Saturday, November 8, 2008

McCain, Palin, Obama, and Biden -- Real Common Ground

Last night, before rolling out to the UML-BU game (a great game that was almost a major upset until BU rallied for three late goals to finish with a 6-4 win), some neighbors and I were talking about the recent elections.

Even though we were a mix of Obama, McCain, and Ron Paul supporters, we definitely had to poke some good-natured fun at some of the revelations that have come out of the McCain camp about Mrs. Palin (so is South Africa, like, a region of Africa?) since the ticket's defeat on Tuesday night.

One that I hadn't heard before, though was this: "And she's not even from Alaska." I followed the campaign fairly closely (mostly with the 24/7 cable news as my background white noise at work) but wasn't familiar with this. A quick wiki search indeed revealed that she was born in Idaho (though she moved to Alaska as an infant), came back to Idaho for some schooling, but resettled permanently in Alaska in the eighties.
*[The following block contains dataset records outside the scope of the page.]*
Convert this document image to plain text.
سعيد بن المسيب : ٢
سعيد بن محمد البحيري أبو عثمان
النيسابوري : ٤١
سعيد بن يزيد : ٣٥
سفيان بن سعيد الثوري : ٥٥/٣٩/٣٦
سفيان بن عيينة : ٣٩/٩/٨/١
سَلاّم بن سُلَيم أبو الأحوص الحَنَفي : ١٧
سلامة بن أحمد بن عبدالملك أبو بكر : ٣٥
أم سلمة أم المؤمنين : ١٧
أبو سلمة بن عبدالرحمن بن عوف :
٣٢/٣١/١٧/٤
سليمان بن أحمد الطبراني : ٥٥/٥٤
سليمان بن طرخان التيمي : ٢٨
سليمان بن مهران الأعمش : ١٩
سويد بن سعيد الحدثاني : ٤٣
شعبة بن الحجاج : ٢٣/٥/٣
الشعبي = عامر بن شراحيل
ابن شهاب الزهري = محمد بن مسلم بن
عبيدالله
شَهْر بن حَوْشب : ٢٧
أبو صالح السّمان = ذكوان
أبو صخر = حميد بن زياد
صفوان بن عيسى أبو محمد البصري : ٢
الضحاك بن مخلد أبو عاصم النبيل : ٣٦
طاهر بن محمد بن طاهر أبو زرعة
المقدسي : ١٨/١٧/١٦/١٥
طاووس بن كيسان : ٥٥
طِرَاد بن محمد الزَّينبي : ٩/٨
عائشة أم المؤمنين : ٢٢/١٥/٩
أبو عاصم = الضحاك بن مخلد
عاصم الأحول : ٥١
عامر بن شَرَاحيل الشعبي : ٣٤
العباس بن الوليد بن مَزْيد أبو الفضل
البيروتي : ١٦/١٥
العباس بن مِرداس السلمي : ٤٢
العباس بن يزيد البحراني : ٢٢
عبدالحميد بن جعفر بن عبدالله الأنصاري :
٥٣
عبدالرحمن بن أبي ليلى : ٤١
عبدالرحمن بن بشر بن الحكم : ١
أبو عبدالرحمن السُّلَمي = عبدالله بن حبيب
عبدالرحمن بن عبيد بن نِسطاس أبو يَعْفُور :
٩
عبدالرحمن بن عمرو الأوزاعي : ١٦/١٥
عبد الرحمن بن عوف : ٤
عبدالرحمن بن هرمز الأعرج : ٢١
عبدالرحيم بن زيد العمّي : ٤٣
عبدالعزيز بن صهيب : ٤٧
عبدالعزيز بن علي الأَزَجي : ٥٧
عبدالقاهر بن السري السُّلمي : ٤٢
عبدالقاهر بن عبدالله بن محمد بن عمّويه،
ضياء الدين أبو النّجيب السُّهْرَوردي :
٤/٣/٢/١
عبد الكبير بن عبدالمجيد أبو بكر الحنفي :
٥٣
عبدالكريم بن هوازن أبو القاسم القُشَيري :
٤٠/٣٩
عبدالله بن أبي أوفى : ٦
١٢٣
Then I thought about Vice President-Elect Biden. He definitely likes to play up his humble roots in Scranton, so he's not *really* from Delaware, and he makes no bones about it (he moved to Delaware when he was 10).

Then I thought, why stop there -- President-Elect Obama isn't *really* from Illinois -- he just moved there after completing his schooling in his twenties.

And, just to round things out, Senator John McCain isn't *really* from Arizona. Not even close, in fact -- he didn't move there until he was a 45 year-old retired Navy Captain.

Again, going to back to 2004, none of the four big-ticket headliners was *really* from the state they represented (actually, Cheney had the best case of the four but was still technically not born in Wyoming).

We would have to go back to 2000 just to find Joe Lieberman, who could meet even the most hardcore nativist's definition of a *real* Connectican.

What's my point in all this? First, it says a lot about the openness and fluidity in this country. We're a nation of movers, where someone can grow up in Texas, go to school in Michigan, and then go to New York for a first job without getting a single funny glance (try doing the equivalent of that in, say, Spain to see the difference).

If, as Oscar Wilde says, patriotism is the last refuge of scoundrels, nativism can't be too far behind. Someone's control over their place of birth is about equal to their *choice* of skin color, eye color, or any other physical feature that the chattering classes would *know better* than to criticize openly.

And the most curious aspect of nativism?

It never seems to come from the *real* natives.